Asked to name the areas he is targeting for the new settlements Mr Clegg said there is “an arc…from the western counties right through to Cambridge where we know that people want to live… and there aren’t enough homes.”
Asked specifically whether was referring to counties including Buckinghamshire, Warwickshire and Oxfordshire, the Deputy Prime Minister replied: “Yes, those kinds of areas.”
His plans have echoes of Gordon Browns failed attempt to impose nearly a dozen eco-towns across middle England in 2008.
Mr Clegg said the new cities would stop planning disputes over new housing developments.
“If you do it in a planned way you don’t create all the controversy about lots of small developments which tread on the toes of local communities,” Mr Clegg said.
“You take a big decision that you’re going to create a settled community with all the right facilities and transport links which are sustainable into the future.”

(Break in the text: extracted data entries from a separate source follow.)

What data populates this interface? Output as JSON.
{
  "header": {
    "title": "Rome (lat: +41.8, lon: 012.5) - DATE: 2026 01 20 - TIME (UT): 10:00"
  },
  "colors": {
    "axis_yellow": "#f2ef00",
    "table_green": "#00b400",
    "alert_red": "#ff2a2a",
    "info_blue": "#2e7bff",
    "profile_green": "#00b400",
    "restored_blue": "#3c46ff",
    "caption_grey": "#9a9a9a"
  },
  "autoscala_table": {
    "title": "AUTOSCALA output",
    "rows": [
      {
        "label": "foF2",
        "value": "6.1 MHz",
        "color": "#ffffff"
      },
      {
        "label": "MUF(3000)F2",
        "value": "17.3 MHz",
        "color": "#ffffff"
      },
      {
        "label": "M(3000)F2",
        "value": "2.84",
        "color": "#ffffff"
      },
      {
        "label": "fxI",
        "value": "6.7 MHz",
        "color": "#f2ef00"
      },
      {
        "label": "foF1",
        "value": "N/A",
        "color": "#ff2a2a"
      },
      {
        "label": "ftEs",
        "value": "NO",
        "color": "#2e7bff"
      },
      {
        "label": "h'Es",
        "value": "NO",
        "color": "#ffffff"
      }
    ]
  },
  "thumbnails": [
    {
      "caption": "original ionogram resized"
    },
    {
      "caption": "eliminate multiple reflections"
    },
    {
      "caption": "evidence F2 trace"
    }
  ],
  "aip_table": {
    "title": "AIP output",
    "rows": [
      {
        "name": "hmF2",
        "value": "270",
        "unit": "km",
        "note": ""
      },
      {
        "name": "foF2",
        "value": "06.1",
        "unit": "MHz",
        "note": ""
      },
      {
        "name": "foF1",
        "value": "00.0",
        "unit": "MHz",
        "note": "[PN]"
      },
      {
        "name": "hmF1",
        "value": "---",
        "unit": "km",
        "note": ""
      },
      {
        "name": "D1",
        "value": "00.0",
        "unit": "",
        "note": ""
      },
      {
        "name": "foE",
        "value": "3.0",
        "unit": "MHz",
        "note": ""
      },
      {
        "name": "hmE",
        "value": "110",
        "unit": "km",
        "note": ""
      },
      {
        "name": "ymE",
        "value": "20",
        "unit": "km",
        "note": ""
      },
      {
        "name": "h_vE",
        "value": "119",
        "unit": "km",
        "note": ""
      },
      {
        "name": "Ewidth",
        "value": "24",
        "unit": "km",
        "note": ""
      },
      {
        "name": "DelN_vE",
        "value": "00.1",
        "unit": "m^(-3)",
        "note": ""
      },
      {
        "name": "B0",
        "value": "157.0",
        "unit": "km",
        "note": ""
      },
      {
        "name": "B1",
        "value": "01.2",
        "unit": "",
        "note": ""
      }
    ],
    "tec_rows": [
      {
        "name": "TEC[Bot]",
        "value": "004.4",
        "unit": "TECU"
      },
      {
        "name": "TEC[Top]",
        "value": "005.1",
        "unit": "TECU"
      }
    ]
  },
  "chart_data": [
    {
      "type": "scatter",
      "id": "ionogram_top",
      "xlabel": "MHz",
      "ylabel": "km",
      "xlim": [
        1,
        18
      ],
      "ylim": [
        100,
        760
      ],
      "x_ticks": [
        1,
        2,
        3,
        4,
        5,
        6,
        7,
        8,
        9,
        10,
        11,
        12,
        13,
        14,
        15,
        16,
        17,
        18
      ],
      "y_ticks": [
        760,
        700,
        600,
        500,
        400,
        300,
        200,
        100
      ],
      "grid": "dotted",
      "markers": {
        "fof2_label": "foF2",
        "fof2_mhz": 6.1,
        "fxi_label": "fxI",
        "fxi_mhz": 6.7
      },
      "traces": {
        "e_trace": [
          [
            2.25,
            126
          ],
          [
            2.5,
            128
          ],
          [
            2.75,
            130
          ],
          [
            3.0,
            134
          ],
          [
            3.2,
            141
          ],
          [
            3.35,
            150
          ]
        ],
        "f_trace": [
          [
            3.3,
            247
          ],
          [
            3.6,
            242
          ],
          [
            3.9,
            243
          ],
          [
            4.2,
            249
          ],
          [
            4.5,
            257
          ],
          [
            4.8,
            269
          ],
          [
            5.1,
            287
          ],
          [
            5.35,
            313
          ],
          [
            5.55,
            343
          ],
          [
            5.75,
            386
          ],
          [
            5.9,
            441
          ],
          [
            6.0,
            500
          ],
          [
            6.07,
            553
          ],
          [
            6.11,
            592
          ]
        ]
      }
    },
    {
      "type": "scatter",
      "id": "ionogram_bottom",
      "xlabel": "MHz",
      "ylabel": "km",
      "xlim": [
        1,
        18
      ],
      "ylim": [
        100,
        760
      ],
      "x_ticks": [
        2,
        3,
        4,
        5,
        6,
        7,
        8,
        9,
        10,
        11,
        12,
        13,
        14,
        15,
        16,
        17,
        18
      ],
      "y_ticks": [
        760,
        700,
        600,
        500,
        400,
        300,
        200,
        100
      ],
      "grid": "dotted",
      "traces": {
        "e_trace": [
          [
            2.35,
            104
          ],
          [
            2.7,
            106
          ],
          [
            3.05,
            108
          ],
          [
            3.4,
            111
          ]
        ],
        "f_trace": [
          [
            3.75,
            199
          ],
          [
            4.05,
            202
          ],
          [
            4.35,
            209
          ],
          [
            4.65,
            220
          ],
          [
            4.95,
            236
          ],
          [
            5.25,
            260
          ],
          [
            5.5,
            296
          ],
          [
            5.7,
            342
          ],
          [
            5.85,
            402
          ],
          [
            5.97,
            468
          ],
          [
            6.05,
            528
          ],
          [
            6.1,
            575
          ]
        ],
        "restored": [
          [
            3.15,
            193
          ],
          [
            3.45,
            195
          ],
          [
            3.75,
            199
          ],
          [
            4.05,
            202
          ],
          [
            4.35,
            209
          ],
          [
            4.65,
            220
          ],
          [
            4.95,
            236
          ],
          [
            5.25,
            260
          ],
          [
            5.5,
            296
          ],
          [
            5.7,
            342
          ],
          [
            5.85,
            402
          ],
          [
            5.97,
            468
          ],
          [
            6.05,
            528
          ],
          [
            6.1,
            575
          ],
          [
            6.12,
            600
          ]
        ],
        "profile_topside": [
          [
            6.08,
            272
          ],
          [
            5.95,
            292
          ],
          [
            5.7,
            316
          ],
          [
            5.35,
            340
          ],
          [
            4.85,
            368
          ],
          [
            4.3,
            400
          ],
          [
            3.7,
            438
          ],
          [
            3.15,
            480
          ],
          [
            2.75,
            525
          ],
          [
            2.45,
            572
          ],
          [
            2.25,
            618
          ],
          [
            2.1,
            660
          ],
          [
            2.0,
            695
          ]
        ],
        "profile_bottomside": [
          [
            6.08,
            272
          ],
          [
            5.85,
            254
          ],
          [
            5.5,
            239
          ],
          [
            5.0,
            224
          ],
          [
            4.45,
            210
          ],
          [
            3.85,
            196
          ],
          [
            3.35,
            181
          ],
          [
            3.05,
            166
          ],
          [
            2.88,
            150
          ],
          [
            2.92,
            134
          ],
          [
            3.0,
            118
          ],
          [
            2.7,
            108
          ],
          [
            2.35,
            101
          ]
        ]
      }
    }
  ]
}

In a speech last year the Prime Minister said he wanted to built new towns modelled on Hampstead Garden Suburb, Letchworth and Welwyn Garden City across the South East.
Despite admitting that garden cities were “not perfect but popular”, Mr Cameron said he wanted to “apply the principles of garden cities to areas with high potential growth, in places people want to live”.
John Hoad, head of planning at the Campaign to Protect Rural England, said that garden cities could do “a lot of damage” to Britain’s countryside.
“It’s the countryside that people know and love and it’s really important,” Mr Hoad said. “We should be focussing much more on urban regeneration. It detracts from probably more difficult, but long-term environmentally sounder strategies that are about regenerating the towns and cities that we’ve got rather than creating completely new locations for development.”
Mr Hoad said the three counties mentioned by Mr Clegg “have got some of the best countryside in England”.
So where are the large urban areas in these three counties where growth should be diverted to? Chipping Norton, Buckingham, Shipston on Sour? It iis sad I think that CPRE has abandoned one of the key planning principles of its founder Patrick Abercrombie.